Malaysian king decides to pardon opposition’s Anwar
KUALA LUMPUR – Agence France-Presse
Malaysia’s king has agreed to pardon Anwar Ibrahim, the country’s newly installed prime minister said yesterday, paving the way for the jailed opposition leader to return to politics and potentially become premier.
It was the latest dramatic development after Mahathir Mohamad’s opposition alliance inflicted a shock defeat on the long-ruling Barisan Nasional (BN) coalition, ending the corruption-riddled regime’s six-decade stranglehold on power.
Mahathir was sworn in on May 10, becoming the world’s oldest elected leader at 92.
Mahathir, who had ruled with an iron fist for over two decades before retiring in 2003, cut ties with BN due to allegations that the party’s leader and his ex-protégé Najib Razak oversaw the pillaging of sovereign wealth fund 1MDB.
The elderly politician joined forces with opposition parties that opposed him while in power and agreed that if elected, he would hand over the premiership to Anwar, his former nemesis. Mahathir has previously said he would likely remain prime minister for two to three years, before transferring power to Anwar.
Anwar, from the People’s Justice Party, is a key long-time leader of the opposition alliance.
One of Malaysia’s most charismatic politicians, he was heir-apparent to the premiership until Mahathir sacked him in 1998 and he was subsequently jailed for sodomy and abuse of power. But in a remarkable turnaround, the pair reconciled and joined forces as allegations mounted over 1MDB and Najib became increasingly authoritarian, jailing opponents and introducing laws to stifle dissent.

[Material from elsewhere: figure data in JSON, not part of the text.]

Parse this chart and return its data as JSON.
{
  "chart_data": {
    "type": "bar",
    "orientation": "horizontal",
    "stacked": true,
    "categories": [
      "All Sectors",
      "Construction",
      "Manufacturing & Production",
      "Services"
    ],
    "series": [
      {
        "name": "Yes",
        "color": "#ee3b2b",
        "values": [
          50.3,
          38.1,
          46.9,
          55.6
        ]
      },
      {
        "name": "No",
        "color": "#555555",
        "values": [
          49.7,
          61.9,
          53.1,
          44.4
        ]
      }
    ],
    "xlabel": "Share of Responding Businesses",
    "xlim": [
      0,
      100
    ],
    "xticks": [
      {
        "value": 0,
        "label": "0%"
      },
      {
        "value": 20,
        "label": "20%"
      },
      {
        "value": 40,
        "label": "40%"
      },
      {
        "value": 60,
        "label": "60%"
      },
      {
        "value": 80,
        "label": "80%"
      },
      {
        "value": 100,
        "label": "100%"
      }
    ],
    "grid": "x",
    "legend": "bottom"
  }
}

Anwar, now 70, was jailed again in 2015 during Najib’s rule, and had been due out next month.
The royal pardon would mean he could return to politics straight away. Without it, he would be banned from political life for five years.
“We will begin the... proper process of obtaining a pardon,” Mahathir told reporters. “He should be released immediately when he is pardoned.”

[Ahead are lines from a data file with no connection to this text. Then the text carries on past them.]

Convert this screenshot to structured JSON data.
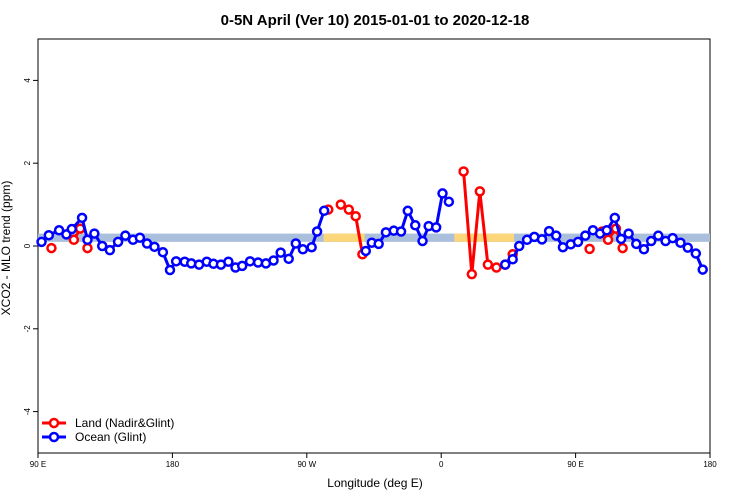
{
  "chart_data": {
    "type": "line",
    "title": "0-5N April (Ver 10)   2015-01-01 to 2020-12-18",
    "xlabel": "Longitude (deg E)",
    "ylabel": "XCO2 - MLO trend (ppm)",
    "xlim": [
      0,
      360
    ],
    "ylim": [
      -5,
      5
    ],
    "xticks": [
      {
        "v": 0,
        "label": "90 E"
      },
      {
        "v": 72,
        "label": "180"
      },
      {
        "v": 144,
        "label": "90 W"
      },
      {
        "v": 216,
        "label": "0"
      },
      {
        "v": 288,
        "label": "90 E"
      },
      {
        "v": 360,
        "label": "180"
      }
    ],
    "yticks": [
      -4,
      -2,
      0,
      2,
      4
    ],
    "grid": false,
    "legend_position": "bottom-left",
    "band": {
      "y_low": 0.1,
      "y_high": 0.3,
      "color": "#aabfdb",
      "land_color": "#fbd67a",
      "land_ranges": [
        [
          153,
          175
        ],
        [
          223,
          255
        ]
      ]
    },
    "series": [
      {
        "name": "Land (Nadir&Glint)",
        "color": "#ff0000",
        "segments": [
          [
            [
              7.2,
              -0.05
            ]
          ],
          [
            [
              19.2,
              0.15
            ],
            [
              22.6,
              0.42
            ]
          ],
          [
            [
              26.5,
              -0.05
            ]
          ],
          [
            [
              155.5,
              0.88
            ]
          ],
          [
            [
              162.2,
              1.0
            ],
            [
              166.5,
              0.88
            ],
            [
              170.2,
              0.72
            ],
            [
              173.8,
              -0.2
            ]
          ],
          [
            [
              228.0,
              1.8
            ],
            [
              232.4,
              -0.68
            ],
            [
              236.7,
              1.32
            ],
            [
              241.0,
              -0.45
            ],
            [
              245.6,
              -0.52
            ],
            [
              250.3,
              -0.45
            ],
            [
              254.3,
              -0.2
            ]
          ],
          [
            [
              295.5,
              -0.07
            ]
          ],
          [
            [
              302.3,
              0.35
            ]
          ],
          [
            [
              305.4,
              0.15
            ],
            [
              309.6,
              0.42
            ],
            [
              313.2,
              -0.05
            ]
          ]
        ]
      },
      {
        "name": "Ocean (Glint)",
        "color": "#0000ff",
        "segments": [
          [
            [
              1.9,
              0.1
            ],
            [
              5.8,
              0.26
            ],
            [
              11.3,
              0.38
            ],
            [
              15.2,
              0.28
            ],
            [
              18.1,
              0.41
            ],
            [
              23.6,
              0.68
            ],
            [
              26.5,
              0.15
            ],
            [
              30.2,
              0.3
            ],
            [
              34.4,
              0.0
            ],
            [
              38.5,
              -0.1
            ],
            [
              42.9,
              0.1
            ],
            [
              46.8,
              0.25
            ],
            [
              50.9,
              0.15
            ],
            [
              54.6,
              0.2
            ],
            [
              58.4,
              0.06
            ],
            [
              62.4,
              -0.02
            ],
            [
              66.9,
              -0.15
            ],
            [
              70.7,
              -0.58
            ],
            [
              74.0,
              -0.37
            ],
            [
              78.6,
              -0.38
            ],
            [
              82.1,
              -0.42
            ],
            [
              86.3,
              -0.45
            ],
            [
              90.4,
              -0.38
            ],
            [
              94.0,
              -0.43
            ],
            [
              98.0,
              -0.45
            ],
            [
              102.0,
              -0.38
            ],
            [
              105.8,
              -0.52
            ],
            [
              109.4,
              -0.48
            ],
            [
              113.6,
              -0.37
            ],
            [
              117.9,
              -0.4
            ],
            [
              122.1,
              -0.42
            ],
            [
              126.2,
              -0.35
            ],
            [
              130.0,
              -0.16
            ],
            [
              134.3,
              -0.31
            ],
            [
              138.1,
              0.06
            ],
            [
              141.9,
              -0.08
            ],
            [
              146.6,
              -0.03
            ],
            [
              149.5,
              0.35
            ],
            [
              153.3,
              0.85
            ]
          ],
          [
            [
              175.6,
              -0.12
            ],
            [
              178.8,
              0.08
            ],
            [
              182.5,
              0.05
            ],
            [
              186.4,
              0.33
            ],
            [
              190.6,
              0.37
            ],
            [
              194.5,
              0.35
            ],
            [
              198.1,
              0.85
            ],
            [
              202.1,
              0.5
            ],
            [
              206.0,
              0.12
            ],
            [
              209.3,
              0.48
            ],
            [
              213.3,
              0.45
            ],
            [
              216.7,
              1.27
            ],
            [
              220.1,
              1.07
            ]
          ],
          [
            [
              250.3,
              -0.45
            ],
            [
              254.3,
              -0.32
            ],
            [
              257.8,
              0.0
            ],
            [
              262.0,
              0.15
            ],
            [
              265.9,
              0.22
            ],
            [
              270.0,
              0.16
            ],
            [
              273.8,
              0.36
            ],
            [
              277.6,
              0.25
            ],
            [
              281.2,
              -0.03
            ],
            [
              285.4,
              0.04
            ],
            [
              289.3,
              0.1
            ],
            [
              293.2,
              0.25
            ],
            [
              297.3,
              0.38
            ],
            [
              301.1,
              0.3
            ],
            [
              304.7,
              0.38
            ],
            [
              309.0,
              0.68
            ],
            [
              312.4,
              0.17
            ],
            [
              316.4,
              0.3
            ],
            [
              320.5,
              0.05
            ],
            [
              324.6,
              -0.08
            ],
            [
              328.5,
              0.12
            ],
            [
              332.3,
              0.25
            ],
            [
              336.2,
              0.12
            ],
            [
              340.0,
              0.19
            ],
            [
              344.2,
              0.08
            ],
            [
              348.1,
              -0.04
            ],
            [
              352.4,
              -0.18
            ],
            [
              356.1,
              -0.57
            ]
          ]
        ]
      }
    ]
  }
}
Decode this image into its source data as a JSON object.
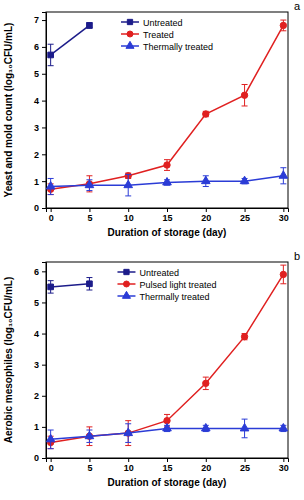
{
  "chart_data": [
    {
      "type": "line",
      "title": "a",
      "x_label": "Duration of storage (day)",
      "y_label": "Yeast and mold count (log₁₀CFU/mL)",
      "x": [
        0,
        5,
        10,
        15,
        20,
        25,
        30
      ],
      "xlim": [
        -0.6,
        30.6
      ],
      "xticks": [
        0,
        5,
        10,
        15,
        20,
        25,
        30
      ],
      "ylim": [
        0,
        7.3
      ],
      "yticks": [
        0,
        1,
        2,
        3,
        4,
        5,
        6,
        7
      ],
      "legend": "upper center",
      "series": [
        {
          "name": "Untreated",
          "color": "#1c1c8a",
          "marker": "square",
          "values": [
            5.7,
            6.8,
            null,
            null,
            null,
            null,
            null
          ],
          "errors": [
            0.4,
            0.1,
            null,
            null,
            null,
            null,
            null
          ]
        },
        {
          "name": "Treated",
          "color": "#e02020",
          "marker": "circle",
          "values": [
            0.7,
            0.9,
            1.2,
            1.6,
            3.5,
            4.2,
            6.8
          ],
          "errors": [
            0.2,
            0.3,
            0.1,
            0.2,
            0.1,
            0.4,
            0.2
          ]
        },
        {
          "name": "Thermally treated",
          "color": "#2b3cd6",
          "marker": "triangle",
          "values": [
            0.8,
            0.85,
            0.85,
            0.95,
            1.0,
            1.0,
            1.2
          ],
          "errors": [
            0.3,
            0.2,
            0.4,
            0.1,
            0.2,
            0.1,
            0.3
          ]
        }
      ]
    },
    {
      "type": "line",
      "title": "b",
      "x_label": "Duration of storage (day)",
      "y_label": "Aerobic mesophiles (log₁₀CFU/mL)",
      "x": [
        0,
        5,
        10,
        15,
        20,
        25,
        30
      ],
      "xlim": [
        -0.6,
        30.6
      ],
      "xticks": [
        0,
        5,
        10,
        15,
        20,
        25,
        30
      ],
      "ylim": [
        0,
        6.3
      ],
      "yticks": [
        0,
        1,
        2,
        3,
        4,
        5,
        6
      ],
      "legend": "upper center",
      "series": [
        {
          "name": "Untreated",
          "color": "#1c1c8a",
          "marker": "square",
          "values": [
            5.5,
            5.6,
            null,
            null,
            null,
            null,
            null
          ],
          "errors": [
            0.2,
            0.2,
            null,
            null,
            null,
            null,
            null
          ]
        },
        {
          "name": "Pulsed light treated",
          "color": "#e02020",
          "marker": "circle",
          "values": [
            0.5,
            0.7,
            0.8,
            1.2,
            2.4,
            3.9,
            5.9
          ],
          "errors": [
            0.2,
            0.3,
            0.4,
            0.2,
            0.2,
            0.1,
            0.3
          ]
        },
        {
          "name": "Thermally treated",
          "color": "#2b3cd6",
          "marker": "triangle",
          "values": [
            0.6,
            0.7,
            0.8,
            0.95,
            0.95,
            0.95,
            0.95
          ],
          "errors": [
            0.3,
            0.2,
            0.3,
            0.1,
            0.1,
            0.3,
            0.1
          ]
        }
      ]
    }
  ]
}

Mahathir also announced that 10 cabinet positions would be filled on Saturday, including finance, defence and foreign affairs.
Asked about 1MDB, he accused Attorney-General Mohamed Ali Apandi - who cleared Najib over the scandal - of having “undermined his own credibility.”
“He in fact has hidden evidence of wrongdoing and that is wrong in law,” he said. “Our intention is to go for people who have shown a tendency to be corrupt or who had committed known corrupt crimes.”
In 2016, Apandi said the Saudi royal family was the source of $681 million that mysteriously appeared in Najib’s bank accounts, and closed the 1MDB probe.
Apandi came to office after Najib sacked the previous attorney general, who was believed to be aggressively investigating the matter.
Mahathir also said there was widespread fraud during the hard-fought election campaign, and raised concerns about irregularities in the Borneo state of Sabah, where BN made heavy losses.
“In the last two days, for example, there were no speeches made, only money distributed,” he said. “We will properly investigate all these things because we want to follow the rule of law.”
His comments might raise eyebrows however. Critics say there was much electoral fraud during Mahathir’s time in power, while corruption and cronyism flourished, and his government pushed policies that favored the Muslim Malay majority and exacerbated racial tensions.
Still, analysts say the attempted cheating at the May 9 poll was worse than anything seen before.
BN was accused of gerrymandering while activists said he hurled cash and gifts at voters and there was a litany of problems with the electoral roll, including dead people appearing on the list.